Why Most AI Benchmarks Tell Us So Little
On Tuesday, the startup Anthropic released a family of generative AI models that it claims achieve best-in-class performance. Just a few days later, rival Inflection AI unveiled a model that it asserts comes close to matching some of the most capable models out there, including OpenAI’s GPT-4, in quality.
Anthropic and Inflection are by no means the first AI firms to contend their models have the competition met or beat by some objective measure. Google argued the same of its Gemini models at their release, and OpenAI said it of GPT-4 and its predecessors, GPT-3, GPT-2 and GPT-1. The list goes on.
But what metrics are they talking about? When a vendor says a model achieves state-of-the-art performance or quality, what does that mean exactly? Perhaps more importantly, will a model that technically “performs” better than another model actually feel improved in a tangible way?
On the last question, the answer is not likely.
The reason – or rather, the problem – lies with the benchmarks AI companies use to quantify a model’s strengths and weaknesses.
Benchmarks are Failing to Capture Real-World Interactions
The most commonly used benchmarks today for AI models, specifically chatbot-powering models like OpenAI’s ChatGPT and Anthropic’s Claude, do a poor job of capturing how the average person interacts with the models being tested. For example, one benchmark cited by Anthropic in its recent announcement, GPQA (“A Graduate-Level Google-Proof Q&A Benchmark”), contains hundreds of Ph.D.-level biology, physics, and chemistry questions. Most people, however, use chatbots for tasks like responding to emails, writing cover letters, and talking about their feelings.
“Benchmarks are typically static and narrowly focused on evaluating a single capability, like a model’s factuality in a single domain, or its ability to solve mathematical reasoning multiple-choice questions,” said Jesse Dodge, a scientist at the Allen Institute for AI, in an interview with TechCrunch. “Many benchmarks used for evaluation are three-plus years old, from when AI systems were mostly just used for research and didn’t have many real users. In addition, people use generative AI in many ways – they’re very creative.”
It’s not that the most-used benchmarks are completely useless. There are undoubtedly people who ask ChatGPT Ph.D.-level math questions. However, as generative AI models are increasingly positioned as mass-market, “do-it-all” systems, old benchmarks are becoming less applicable.
Are Benchmarks Accurately Measuring What They Claim?
Aside from being misaligned with real-world use cases, there are also questions about whether some benchmarks even properly measure what they claim to. For instance, an analysis of HellaSwag, a test designed to evaluate commonsense reasoning in models, found that more than a third of the test questions contained typos and “nonsensical” writing. Further, the Massive Multitask Language Understanding (MMLU) benchmark – which has been cited by vendors like Google, OpenAI, and Anthropic as evidence of their models’ logical reasoning abilities – features questions that can be solved through rote memorization.

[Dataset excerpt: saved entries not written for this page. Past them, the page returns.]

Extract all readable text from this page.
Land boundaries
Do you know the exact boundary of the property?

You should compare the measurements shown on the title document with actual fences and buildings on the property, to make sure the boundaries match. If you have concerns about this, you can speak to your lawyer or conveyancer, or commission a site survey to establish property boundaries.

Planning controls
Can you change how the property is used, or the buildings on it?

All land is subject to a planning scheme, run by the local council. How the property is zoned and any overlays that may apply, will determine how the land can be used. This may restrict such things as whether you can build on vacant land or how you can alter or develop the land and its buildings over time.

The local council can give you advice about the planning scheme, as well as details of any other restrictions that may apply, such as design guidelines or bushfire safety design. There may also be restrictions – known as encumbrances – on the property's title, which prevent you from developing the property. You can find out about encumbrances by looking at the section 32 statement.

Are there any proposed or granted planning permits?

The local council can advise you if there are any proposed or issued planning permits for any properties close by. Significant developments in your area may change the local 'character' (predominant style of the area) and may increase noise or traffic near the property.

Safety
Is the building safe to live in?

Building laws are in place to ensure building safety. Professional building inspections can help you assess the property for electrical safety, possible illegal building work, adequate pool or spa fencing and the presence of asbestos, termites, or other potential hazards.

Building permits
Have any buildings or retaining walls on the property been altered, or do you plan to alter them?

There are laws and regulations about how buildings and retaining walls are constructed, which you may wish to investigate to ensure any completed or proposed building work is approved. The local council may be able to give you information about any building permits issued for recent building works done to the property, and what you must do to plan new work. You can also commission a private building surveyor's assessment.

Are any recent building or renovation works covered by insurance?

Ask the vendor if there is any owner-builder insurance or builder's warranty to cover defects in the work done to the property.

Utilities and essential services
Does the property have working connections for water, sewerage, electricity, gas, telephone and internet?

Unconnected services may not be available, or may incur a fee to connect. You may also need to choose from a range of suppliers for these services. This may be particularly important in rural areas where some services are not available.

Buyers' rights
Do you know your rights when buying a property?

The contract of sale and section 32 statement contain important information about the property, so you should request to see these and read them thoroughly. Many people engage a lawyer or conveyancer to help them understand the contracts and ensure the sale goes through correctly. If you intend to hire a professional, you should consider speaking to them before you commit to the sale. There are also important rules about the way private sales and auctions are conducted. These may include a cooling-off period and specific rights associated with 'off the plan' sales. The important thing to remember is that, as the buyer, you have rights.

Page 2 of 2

“[Benchmarks like MMLU are] more about memorizing and associating two keywords together,” noted David Widder, a postdoctoral researcher at Cornell studying AI and ethics, in an interview with TechCrunch. “I can find [a relevant] article fairly quickly and answer the question, but that doesn’t mean I understand the causal mechanism, or could use an understanding of this causal mechanism to actually reason through and solve new and complex problems in unforeseen contexts. A model can’t either.”
So, it’s clear that benchmarks are broken. But can they be fixed?
Can Benchmarks Be Improved?
Dodge believes that benchmarks can be improved with more human involvement.
“The right path forward, here, is a combination of evaluation benchmarks with human evaluation,” she said. “Prompting a model with a real user query and then hiring a person to rate how good the response is.”
However, Widder is less optimistic about improving benchmarks to the point where they would be informative for the majority of generative AI model users. Instead, he suggests focusing on the downstream impacts of these models and whether those impacts, positive or negative, are perceived as desirable by those affected.
The Way Forward
“I’d ask which specific contextual goals we want AI models to be able to be used for and evaluate whether they’d be – or are – successful in such contexts,” Widder said. “And hopefully, too, that process involves evaluating whether we should be using AI in such contexts.”
It’s clear that the current benchmarks for AI models are not accurately capturing their capabilities or evaluating their real-world usefulness. To truly determine the potential and impact of generative AI models, a more comprehensive and human-centered approach is needed. Only then can we truly understand the abilities and limitations of these powerful AI systems.